6 Responses to “inflatable mobile voter center”

  1. Enzo Ferraro Says:
    September 3rd, 2014 at 10:43 pm

    hi, i was interested in the script for this design. I’m trying to create an inflatable pavilion that increases in size and becomes more aggressive based on increase of passing traffic for my final project. i have a different form but would like to replicate the surface treatment. cheers

  2. John Locke Says:
    September 5th, 2014 at 9:52 am

    hi Enzo, this is a very old file – no promises in regards to current capability – but it could give you a good starting point.
    http://gracefulspoon.com/downloads/GH_MOBILE-VOTER-FINAL.ghx (right click, save as….)

  3. Tantedeval Says:
    November 3rd, 2015 at 3:54 am

    Hello, I was amazed by the diagram on the third page which contains 9 pictures demonstrating the procedure of how this object is inflated from the state of totally shrink.
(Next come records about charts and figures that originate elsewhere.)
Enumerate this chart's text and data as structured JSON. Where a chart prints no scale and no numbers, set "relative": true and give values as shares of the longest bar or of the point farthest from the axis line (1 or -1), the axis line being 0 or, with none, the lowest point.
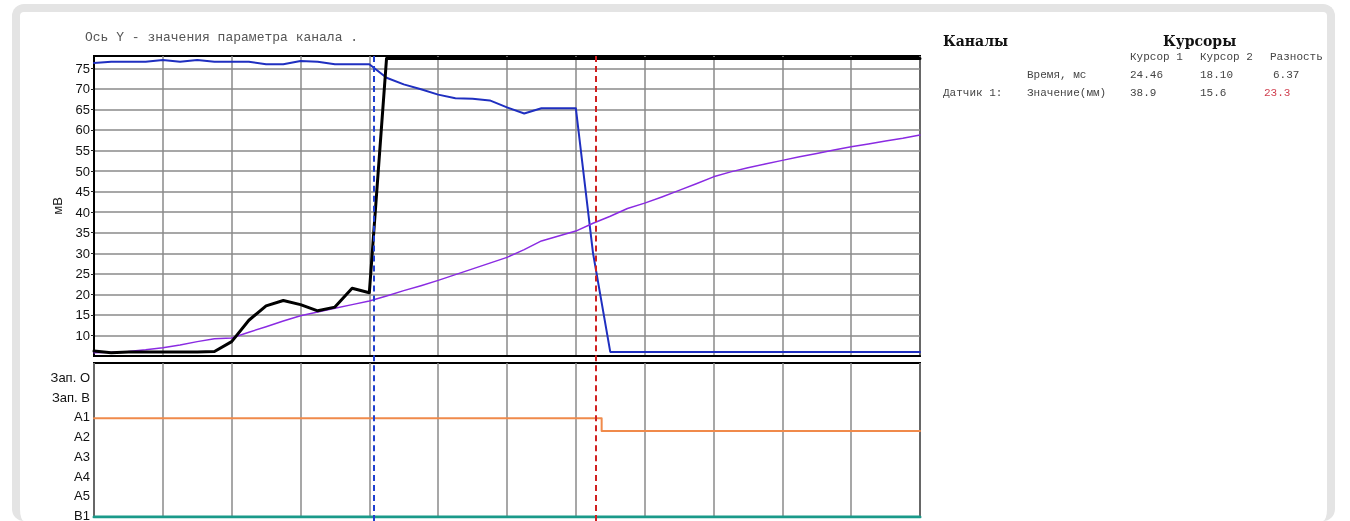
{
  "chart_data": [
    {
      "type": "line",
      "title": "Ось Y - значения параметра канала .",
      "ylabel": "мВ",
      "categories": [
        null,
        null,
        null,
        null,
        null,
        null,
        null,
        null,
        null,
        null,
        null,
        null,
        null,
        null,
        null,
        null,
        null,
        null,
        null,
        null,
        null,
        null,
        null,
        null,
        null,
        null,
        null,
        null,
        null,
        null,
        null,
        null,
        null,
        null,
        null,
        null,
        null,
        null,
        null,
        null,
        null,
        null,
        null,
        null,
        null,
        null,
        null,
        null,
        null
      ],
      "ylim": [
        5,
        78
      ],
      "yticks": [
        10,
        15,
        20,
        25,
        30,
        35,
        40,
        45,
        50,
        55,
        60,
        65,
        70,
        75
      ],
      "tick_labels": "y",
      "grid": true,
      "marker": "none",
      "line_style": "solid",
      "series": [
        {
          "color": "#1f2fc0",
          "values": [
            76.3,
            76.6,
            76.6,
            76.6,
            77.0,
            76.6,
            77.0,
            76.6,
            76.6,
            76.6,
            76.0,
            76.0,
            76.8,
            76.6,
            76.0,
            76.0,
            76.0,
            72.7,
            71.1,
            69.9,
            68.6,
            67.7,
            67.6,
            67.2,
            65.5,
            64.0,
            65.3,
            65.3,
            65.3,
            30.0,
            6.0,
            6.0,
            6.0,
            6.0,
            6.0,
            6.0,
            6.0,
            6.0,
            6.0,
            6.0,
            6.0,
            6.0,
            6.0,
            6.0,
            6.0,
            6.0,
            6.0,
            6.0,
            6.0
          ]
        },
        {
          "color": "#000000",
          "values": [
            6.2,
            5.8,
            6.0,
            6.0,
            6.0,
            6.0,
            6.0,
            6.1,
            8.5,
            13.7,
            17.2,
            18.5,
            17.5,
            16.0,
            16.9,
            21.5,
            20.4,
            77.4,
            77.4,
            77.4,
            77.4,
            77.4,
            77.4,
            77.4,
            77.4,
            77.4,
            77.4,
            77.4,
            77.4,
            77.4,
            77.4,
            77.4,
            77.4,
            77.4,
            77.4,
            77.4,
            77.4,
            77.4,
            77.4,
            77.4,
            77.4,
            77.4,
            77.4,
            77.4,
            77.4,
            77.4,
            77.4,
            77.4,
            77.4
          ]
        },
        {
          "color": "#8a2be2",
          "values": [
            5.8,
            5.9,
            6.1,
            6.5,
            7.0,
            7.7,
            8.5,
            9.2,
            9.4,
            10.8,
            12.1,
            13.5,
            14.8,
            15.7,
            16.6,
            17.5,
            18.4,
            19.6,
            20.9,
            22.1,
            23.4,
            24.8,
            26.2,
            27.6,
            29.0,
            30.9,
            33.0,
            34.2,
            35.4,
            37.3,
            39.0,
            40.9,
            42.2,
            43.7,
            45.3,
            46.9,
            48.6,
            49.8,
            50.8,
            51.7,
            52.6,
            53.5,
            54.3,
            55.1,
            55.9,
            56.6,
            57.3,
            58.0,
            58.8
          ]
        }
      ]
    },
    {
      "type": "line",
      "relative": true,
      "categories": [
        null,
        null,
        null,
        null,
        null,
        null,
        null,
        null,
        null,
        null,
        null,
        null,
        null,
        null,
        null,
        null,
        null,
        null,
        null,
        null,
        null,
        null,
        null,
        null,
        null,
        null,
        null,
        null,
        null,
        null,
        null,
        null,
        null,
        null,
        null,
        null,
        null,
        null,
        null,
        null,
        null,
        null,
        null,
        null,
        null,
        null,
        null,
        null,
        null
      ],
      "annotations": [
        "Зап. О",
        "Зап. В",
        "A1",
        "A2",
        "A3",
        "A4",
        "A5",
        "B1"
      ],
      "tick_labels": false,
      "grid": "x",
      "marker": "none",
      "line_style": "solid",
      "series": [
        {
          "color": "#f08a4b",
          "type": "step",
          "values": [
            1,
            1,
            1,
            1,
            1,
            1,
            1,
            1,
            1,
            1,
            1,
            1,
            1,
            1,
            1,
            1,
            1,
            1,
            1,
            1,
            1,
            1,
            1,
            1,
            1,
            1,
            1,
            1,
            1,
            1,
            0.87,
            0.87,
            0.87,
            0.87,
            0.87,
            0.87,
            0.87,
            0.87,
            0.87,
            0.87,
            0.87,
            0.87,
            0.87,
            0.87,
            0.87,
            0.87,
            0.87,
            0.87,
            0.87
          ]
        },
        {
          "color": "#1a9a8a",
          "values": [
            0,
            0,
            0,
            0,
            0,
            0,
            0,
            0,
            0,
            0,
            0,
            0,
            0,
            0,
            0,
            0,
            0,
            0,
            0,
            0,
            0,
            0,
            0,
            0,
            0,
            0,
            0,
            0,
            0,
            0,
            0,
            0,
            0,
            0,
            0,
            0,
            0,
            0,
            0,
            0,
            0,
            0,
            0,
            0,
            0,
            0,
            0,
            0,
            0
          ]
        }
      ]
    },
    {
      "type": "other",
      "annotations": [
        "Каналы",
        "Курсоры",
        "Курсор 1",
        "Курсор 2",
        "Разность",
        "Время, мс",
        "24.46",
        "18.10",
        "6.37",
        "Датчик 1:",
        "Значение(мм)",
        "38.9",
        "15.6",
        "23.3"
      ]
    }
  ]
}
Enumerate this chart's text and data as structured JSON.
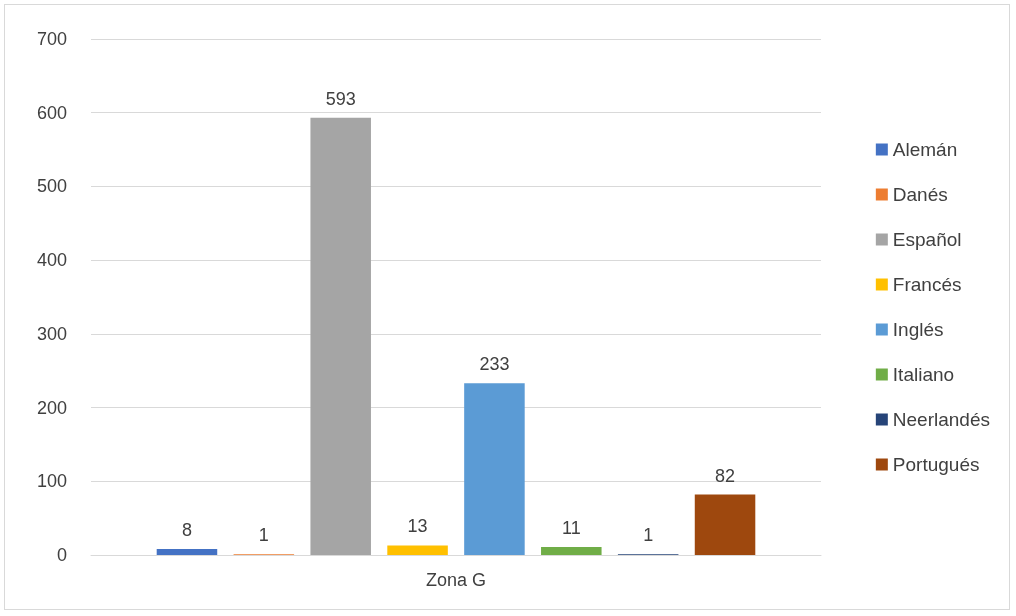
{
  "chart_data": {
    "type": "bar",
    "categories": [
      "Zona G"
    ],
    "series": [
      {
        "name": "Alemán",
        "color": "#4472c4",
        "values": [
          8
        ]
      },
      {
        "name": "Danés",
        "color": "#ed7d31",
        "values": [
          1
        ]
      },
      {
        "name": "Español",
        "color": "#a5a5a5",
        "values": [
          593
        ]
      },
      {
        "name": "Francés",
        "color": "#ffc000",
        "values": [
          13
        ]
      },
      {
        "name": "Inglés",
        "color": "#5b9bd5",
        "values": [
          233
        ]
      },
      {
        "name": "Italiano",
        "color": "#70ad47",
        "values": [
          11
        ]
      },
      {
        "name": "Neerlandés",
        "color": "#264478",
        "values": [
          1
        ]
      },
      {
        "name": "Portugués",
        "color": "#9e480e",
        "values": [
          82
        ]
      }
    ],
    "ylim": [
      0,
      700
    ],
    "yticks": [
      0,
      100,
      200,
      300,
      400,
      500,
      600,
      700
    ],
    "grid": "y",
    "legend": "right",
    "data_labels": true
  }
}
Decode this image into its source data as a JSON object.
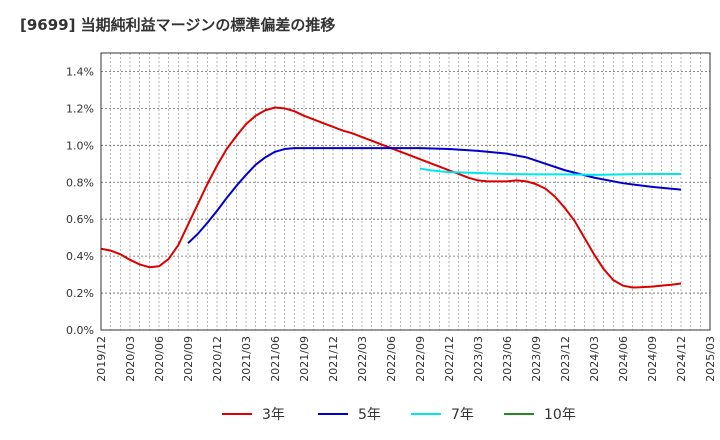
{
  "chart_data": {
    "type": "line",
    "title": "[9699]  当期純利益マージンの標準偏差の推移",
    "xlabel": "",
    "ylabel": "",
    "ylim": [
      0,
      1.5
    ],
    "y_ticks": [
      "0.0%",
      "0.2%",
      "0.4%",
      "0.6%",
      "0.8%",
      "1.0%",
      "1.2%",
      "1.4%"
    ],
    "y_tick_values": [
      0,
      0.2,
      0.4,
      0.6,
      0.8,
      1.0,
      1.2,
      1.4
    ],
    "x_ticks": [
      "2019/12",
      "2020/03",
      "2020/06",
      "2020/09",
      "2020/12",
      "2021/03",
      "2021/06",
      "2021/09",
      "2021/12",
      "2022/03",
      "2022/06",
      "2022/09",
      "2022/12",
      "2023/03",
      "2023/06",
      "2023/09",
      "2023/12",
      "2024/03",
      "2024/06",
      "2024/09",
      "2024/12",
      "2025/03"
    ],
    "grid": true,
    "legend_position": "bottom",
    "series": [
      {
        "name": "3年",
        "color": "#dd0000",
        "points": [
          [
            "2019/12",
            0.44
          ],
          [
            "2020/01",
            0.43
          ],
          [
            "2020/02",
            0.41
          ],
          [
            "2020/03",
            0.38
          ],
          [
            "2020/04",
            0.355
          ],
          [
            "2020/05",
            0.34
          ],
          [
            "2020/06",
            0.345
          ],
          [
            "2020/07",
            0.385
          ],
          [
            "2020/08",
            0.46
          ],
          [
            "2020/09",
            0.57
          ],
          [
            "2020/10",
            0.68
          ],
          [
            "2020/11",
            0.79
          ],
          [
            "2020/12",
            0.89
          ],
          [
            "2021/01",
            0.98
          ],
          [
            "2021/02",
            1.05
          ],
          [
            "2021/03",
            1.115
          ],
          [
            "2021/04",
            1.16
          ],
          [
            "2021/05",
            1.19
          ],
          [
            "2021/06",
            1.205
          ],
          [
            "2021/07",
            1.2
          ],
          [
            "2021/08",
            1.185
          ],
          [
            "2021/09",
            1.16
          ],
          [
            "2021/10",
            1.14
          ],
          [
            "2021/11",
            1.12
          ],
          [
            "2021/12",
            1.1
          ],
          [
            "2022/01",
            1.08
          ],
          [
            "2022/02",
            1.065
          ],
          [
            "2022/03",
            1.045
          ],
          [
            "2022/04",
            1.025
          ],
          [
            "2022/05",
            1.005
          ],
          [
            "2022/06",
            0.985
          ],
          [
            "2022/07",
            0.965
          ],
          [
            "2022/08",
            0.945
          ],
          [
            "2022/09",
            0.925
          ],
          [
            "2022/10",
            0.905
          ],
          [
            "2022/11",
            0.885
          ],
          [
            "2022/12",
            0.865
          ],
          [
            "2023/01",
            0.845
          ],
          [
            "2023/02",
            0.825
          ],
          [
            "2023/03",
            0.81
          ],
          [
            "2023/04",
            0.805
          ],
          [
            "2023/05",
            0.805
          ],
          [
            "2023/06",
            0.805
          ],
          [
            "2023/07",
            0.81
          ],
          [
            "2023/08",
            0.805
          ],
          [
            "2023/09",
            0.79
          ],
          [
            "2023/10",
            0.765
          ],
          [
            "2023/11",
            0.72
          ],
          [
            "2023/12",
            0.66
          ],
          [
            "2024/01",
            0.59
          ],
          [
            "2024/02",
            0.5
          ],
          [
            "2024/03",
            0.41
          ],
          [
            "2024/04",
            0.33
          ],
          [
            "2024/05",
            0.27
          ],
          [
            "2024/06",
            0.24
          ],
          [
            "2024/07",
            0.23
          ],
          [
            "2024/08",
            0.232
          ],
          [
            "2024/09",
            0.235
          ],
          [
            "2024/10",
            0.24
          ],
          [
            "2024/11",
            0.245
          ],
          [
            "2024/12",
            0.252
          ]
        ]
      },
      {
        "name": "5年",
        "color": "#0000cc",
        "points": [
          [
            "2020/09",
            0.47
          ],
          [
            "2020/10",
            0.52
          ],
          [
            "2020/11",
            0.58
          ],
          [
            "2020/12",
            0.645
          ],
          [
            "2021/01",
            0.715
          ],
          [
            "2021/02",
            0.78
          ],
          [
            "2021/03",
            0.84
          ],
          [
            "2021/04",
            0.895
          ],
          [
            "2021/05",
            0.935
          ],
          [
            "2021/06",
            0.965
          ],
          [
            "2021/07",
            0.98
          ],
          [
            "2021/08",
            0.985
          ],
          [
            "2021/09",
            0.985
          ],
          [
            "2021/10",
            0.985
          ],
          [
            "2021/11",
            0.985
          ],
          [
            "2021/12",
            0.985
          ],
          [
            "2022/03",
            0.985
          ],
          [
            "2022/06",
            0.985
          ],
          [
            "2022/09",
            0.985
          ],
          [
            "2022/12",
            0.98
          ],
          [
            "2023/03",
            0.97
          ],
          [
            "2023/06",
            0.955
          ],
          [
            "2023/08",
            0.935
          ],
          [
            "2023/10",
            0.9
          ],
          [
            "2023/12",
            0.865
          ],
          [
            "2024/03",
            0.825
          ],
          [
            "2024/06",
            0.795
          ],
          [
            "2024/09",
            0.775
          ],
          [
            "2024/12",
            0.76
          ]
        ]
      },
      {
        "name": "7年",
        "color": "#00e5ee",
        "points": [
          [
            "2022/09",
            0.875
          ],
          [
            "2022/10",
            0.865
          ],
          [
            "2022/12",
            0.855
          ],
          [
            "2023/03",
            0.85
          ],
          [
            "2023/06",
            0.845
          ],
          [
            "2023/09",
            0.843
          ],
          [
            "2023/12",
            0.843
          ],
          [
            "2024/03",
            0.84
          ],
          [
            "2024/06",
            0.843
          ],
          [
            "2024/09",
            0.845
          ],
          [
            "2024/12",
            0.845
          ]
        ]
      },
      {
        "name": "10年",
        "color": "#228b22",
        "points": []
      }
    ]
  }
}
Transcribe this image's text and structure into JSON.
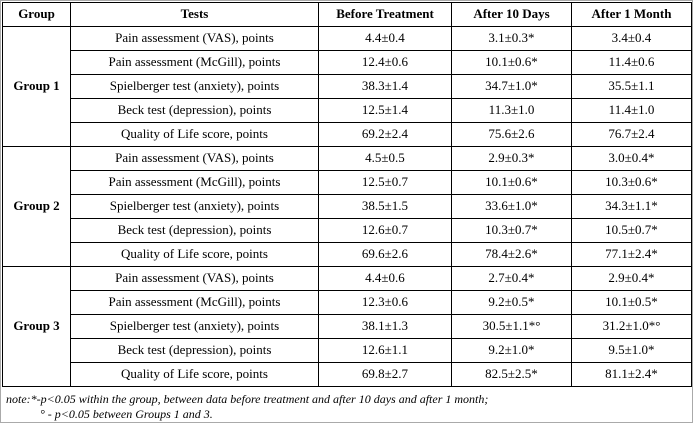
{
  "table": {
    "headers": [
      "Group",
      "Tests",
      "Before Treatment",
      "After 10 Days",
      "After 1 Month"
    ],
    "groups": [
      {
        "name": "Group 1",
        "rows": [
          {
            "test": "Pain assessment (VAS), points",
            "values": [
              "4.4±0.4",
              "3.1±0.3*",
              "3.4±0.4"
            ]
          },
          {
            "test": "Pain assessment (McGill), points",
            "values": [
              "12.4±0.6",
              "10.1±0.6*",
              "11.4±0.6"
            ]
          },
          {
            "test": "Spielberger test (anxiety), points",
            "values": [
              "38.3±1.4",
              "34.7±1.0*",
              "35.5±1.1"
            ]
          },
          {
            "test": "Beck test (depression), points",
            "values": [
              "12.5±1.4",
              "11.3±1.0",
              "11.4±1.0"
            ]
          },
          {
            "test": "Quality of Life score, points",
            "values": [
              "69.2±2.4",
              "75.6±2.6",
              "76.7±2.4"
            ]
          }
        ]
      },
      {
        "name": "Group 2",
        "rows": [
          {
            "test": "Pain assessment (VAS), points",
            "values": [
              "4.5±0.5",
              "2.9±0.3*",
              "3.0±0.4*"
            ]
          },
          {
            "test": "Pain assessment (McGill), points",
            "values": [
              "12.5±0.7",
              "10.1±0.6*",
              "10.3±0.6*"
            ]
          },
          {
            "test": "Spielberger test (anxiety), points",
            "values": [
              "38.5±1.5",
              "33.6±1.0*",
              "34.3±1.1*"
            ]
          },
          {
            "test": "Beck test (depression), points",
            "values": [
              "12.6±0.7",
              "10.3±0.7*",
              "10.5±0.7*"
            ]
          },
          {
            "test": "Quality of Life score, points",
            "values": [
              "69.6±2.6",
              "78.4±2.6*",
              "77.1±2.4*"
            ]
          }
        ]
      },
      {
        "name": "Group 3",
        "rows": [
          {
            "test": "Pain assessment (VAS), points",
            "values": [
              "4.4±0.6",
              "2.7±0.4*",
              "2.9±0.4*"
            ]
          },
          {
            "test": "Pain assessment (McGill), points",
            "values": [
              "12.3±0.6",
              "9.2±0.5*",
              "10.1±0.5*"
            ]
          },
          {
            "test": "Spielberger test (anxiety), points",
            "values": [
              "38.1±1.3",
              "30.5±1.1*°",
              "31.2±1.0*°"
            ]
          },
          {
            "test": "Beck test (depression), points",
            "values": [
              "12.6±1.1",
              "9.2±1.0*",
              "9.5±1.0*"
            ]
          },
          {
            "test": "Quality of Life score, points",
            "values": [
              "69.8±2.7",
              "82.5±2.5*",
              "81.1±2.4*"
            ]
          }
        ]
      }
    ]
  },
  "notes": {
    "line1": "note:*-p<0.05 within the group, between data before treatment and after 10 days and after 1 month;",
    "line2": "° - p<0.05 between Groups 1 and 3."
  }
}
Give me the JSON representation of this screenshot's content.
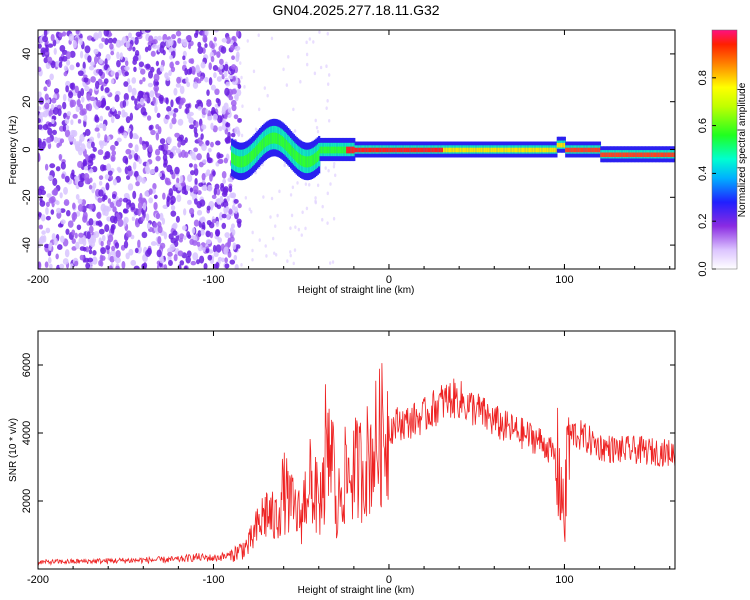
{
  "chart_data": [
    {
      "type": "heatmap",
      "title": "GN04.2025.277.18.11.G32",
      "xlabel": "Height of straight line (km)",
      "ylabel": "Frequency (Hz)",
      "xlim": [
        -200,
        163
      ],
      "ylim": [
        -50,
        50
      ],
      "xticks": [
        -200,
        -100,
        0,
        100
      ],
      "yticks": [
        -40,
        -20,
        0,
        20,
        40
      ],
      "colorbar": {
        "label": "Normalized spectral amplitude",
        "range": [
          0,
          1
        ],
        "ticks": [
          "0.0",
          "0.2",
          "0.4",
          "0.6",
          "0.8"
        ]
      },
      "features": {
        "noise_region_x": [
          -200,
          -85
        ],
        "carrier_frequency_hz": 0,
        "signal_start_x": -90,
        "peak_amplitude_region_x": [
          -25,
          100
        ]
      }
    },
    {
      "type": "line",
      "xlabel": "Height of straight line (km)",
      "ylabel": "SNR (10 * v/v)",
      "xlim": [
        -200,
        163
      ],
      "ylim": [
        0,
        7000
      ],
      "xticks": [
        -200,
        -100,
        0,
        100
      ],
      "yticks": [
        2000,
        4000,
        6000
      ],
      "series": [
        {
          "name": "SNR",
          "color": "#ee2222",
          "x": [
            -200,
            -180,
            -160,
            -140,
            -120,
            -110,
            -100,
            -90,
            -80,
            -75,
            -70,
            -65,
            -60,
            -55,
            -50,
            -45,
            -40,
            -35,
            -32,
            -30,
            -28,
            -25,
            -20,
            -15,
            -10,
            -5,
            0,
            5,
            10,
            15,
            20,
            25,
            30,
            35,
            40,
            45,
            50,
            55,
            60,
            65,
            70,
            75,
            80,
            85,
            90,
            95,
            98,
            100,
            102,
            105,
            110,
            120,
            130,
            140,
            150,
            163
          ],
          "values": [
            200,
            220,
            240,
            260,
            280,
            350,
            320,
            400,
            700,
            1200,
            1700,
            1400,
            2300,
            1800,
            1500,
            2900,
            1800,
            3100,
            3700,
            1200,
            2300,
            2700,
            2900,
            3000,
            3400,
            3900,
            4100,
            4300,
            4300,
            4400,
            4500,
            4700,
            4900,
            5000,
            5000,
            4800,
            4700,
            4500,
            4350,
            4200,
            4100,
            4000,
            3900,
            3800,
            3600,
            3300,
            2500,
            1200,
            3800,
            4000,
            3900,
            3600,
            3500,
            3500,
            3450,
            3400
          ]
        }
      ]
    }
  ]
}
I was wondering how these 9 models were made. I would be so grateful if you can give me a hint.

  4. John Locke Says:
    November 3rd, 2015 at 7:26 am

    Hi, if I was going to do this now, I would use Kangaroo + Grasshopper. Back then that wasn’t an option, so I was playing around with dynamic bodies in Maya.

  5. Tantedeval Says:
    November 3rd, 2015 at 10:50 pm

    Amazing! Thank you very much. I guess it was made by Maya in the first place which regretfully is not implied in the tags. Although back that time you made this series of models artificially, it still clearly demonstrated your idea.
    I just started to learn to use Maya. Apology for my consecutive questions in advance. Could you tell me which key commands did you use in the Dynamics toolbar in Maya? Or what kind of scripts did you use in Maya?

  6. Tantedeval Says:
    November 3rd, 2015 at 11:06 pm

    Or some specific tutorials or websites with tutorials about how to simulate transformable inflated structures (or pneumatic structures) by softwares (Rhino or Maya) will just be sufficed.Thank you very much.